Canstar Blue research finalised in February 2017, published in March 2017.
T2 takes the crown as king of the tea bags
There are few more satisfying feelings than putting your feet up with a good magazine and a good cup of tea right beside you on a late Sunday morning. There are no kids to drop off anywhere, no mowing to be done, and probably not any in-law family requirements ‘til later in the day. From classics like English Breakfast and Earl Grey to your more fruity varieties like lemon-infused herbals with a hint of raspberry, tea can be as unique as you are, and not all are made equal. So which brands of tea produce the most satisfied customers, and a good way to spend a lazy Sunday?
As part of our annual review of various food and drink items, we surveyed tea enthusiasts around Australia and sought their opinions on what brands of tea they have bought and enjoyed (or not enjoyed) over the last three months. You may also like to see our ratings for:
When it comes to tea bags, 11 different brands received the minimum sample size required to be included in the final results, including big names like Dilmah, Twinings, Tetley, Lipton and T2, alongside the big supermarkets – ALDI, Coles and Woolworths. It seems Aussie tea enthusiasts strive for the perfect cuppa at every opportunity, and many had a lot to say about which brand is best. Tea is nearly a religion!
Five-star ratings were few and far between, with many a discerning customer tough to please. T2, however, was rated five stars for overall customer satisfaction, as well as for range, taste and packaging appeal. Where it lost out was for value for money, but only one brand achieved five stars for that.

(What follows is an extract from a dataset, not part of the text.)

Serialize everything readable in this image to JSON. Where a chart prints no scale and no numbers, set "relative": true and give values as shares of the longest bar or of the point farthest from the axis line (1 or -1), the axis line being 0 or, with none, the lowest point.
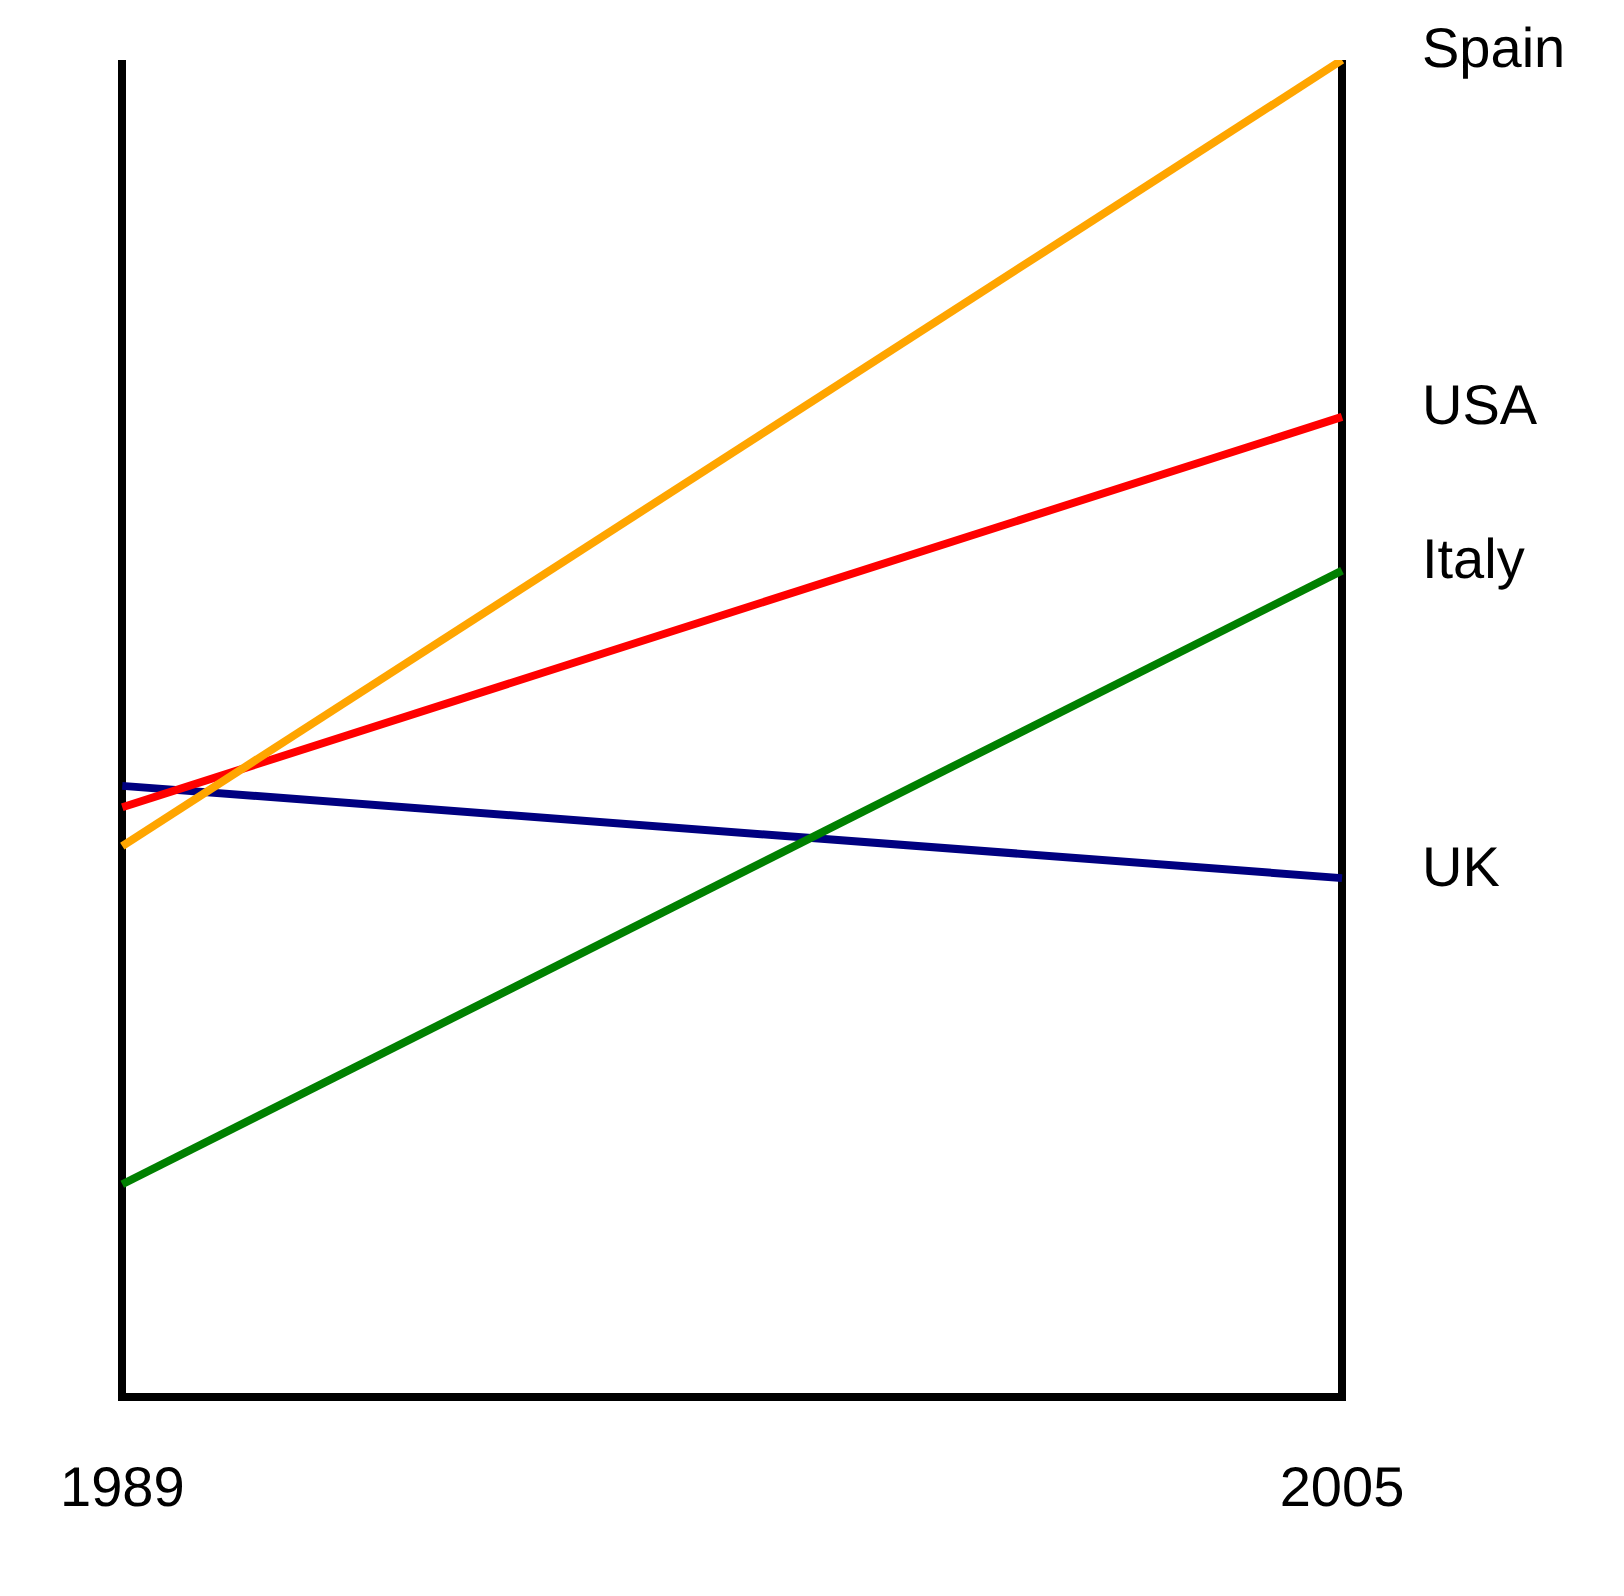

Other notable results included:
- Five stars for ALDI Diplomat on value for money
- Top marks for Twinings for taste
These ratings include all products that broadly fall under the banner of ‘tea’, from your herbal teas, to the more traditional English Breakfasts and Earl/Lady Greys. Tea is a broad spectrum. And those surveyed tea enthusiasts were pretty hard to please – only six top ratings were given out across the board, from a possible 55. T2 was the recipient of four of these five-star ratings, so it dominated the competition.
As stated earlier, tea is a pretty broad term and there are many different types of tea out there. Either way, they all mostly end up in a cup for our drinking pleasure, so what’s the difference?
Different types of tea explained
There are many different types of tea out there, with many brands getting ever more experimental by adding in different flavours, fruits and spices to jazz things up a bit. T2 is known for having stores with hundreds of different concoctions. Here are the most common types of tea explained.
Black tea is perhaps the most popular of all varieties and is where classic favourites such as English Breakfast and Earl Grey fall under. Black tea is fully oxidised, and is most commonly produced in India. There are three types of black tea produced in India – Darjeeling, Assam and Nilgiri. Ceylon is another popular variety and comes from Sri Lanka. Even within this category there are many subcategories – ones even the biggest tea buff would have trouble being an expert in. For a classic cuppa out on the deck you can’t go wrong with black tea.
Green tea is – as you guessed it – green in colour, and this is because it does not go through an oxidisation process. To get the most out of green tea you have to pay more attention to the brewing process, often letting it brew for quite a while to get the full flavour. Specific profiles of green tea rely on the tea’s origin, time of harvest and various processing methods. Green tea is often used as a soothing remedy or as a calming beverage before bed.
Oolong tea is perhaps the most complex tea out there to perfect, and there is a lot of variety. Oolong tea can be very lightly oxidised, or heavily oxidised to give desired characteristics and profile. Oolong tea generally needs to be steeped multiple times to get the most from it, and aromas and tastes are commonly fruity. As a fun fact, ‘oolong’ comes from the term ‘Wu-long’, which is Chinese for ‘black dragon’. So get some fire in your belly and sip on an oolong.
Gaining in popularity in Australia are herbal teas, so what are they? Herbal infusions are extra ingredients added to the process other than tea leaves. The technical term for herbal tea is ‘lisane’. Here you’ll find teas such as chamomile, peppermint and lemongrass and ginger among other flavours. Really, the possibilities are endless, with flavours as exotic as rose, liquorice, choc mint and beyond.
Whichever type of cuppa tickles your fancy, tea is a great alternative beverage to coffee and soft drink, and can be a relaxing way to start or end your day, or enjoy as a mid-afternoon pick-me-up. We hope you find our ratings helpful.
Frequently Asked Questions
Canstar Blue commissioned Colmar Brunton to survey 3,000 Australian adults across a range of categories to measure and track customer satisfaction. The outcomes reported are the results from customers within the survey group who have bought and consumed packaged tea from a supermarket in the last 3 months – in this case, 1,992 people.
Brands must have received at least 30 responses to be included. Results are comparative and it should be noted that brands receiving three stars have still achieved a satisfaction measure of at least six out of 10. Not all brands available in the market have been compared in this survey. The ratings table is first sorted by star ratings and then alphabetically. A rated brand may receive a ‘N/A’ (Not Applicable) rating if it does not receive the minimum number of responses for that criteria.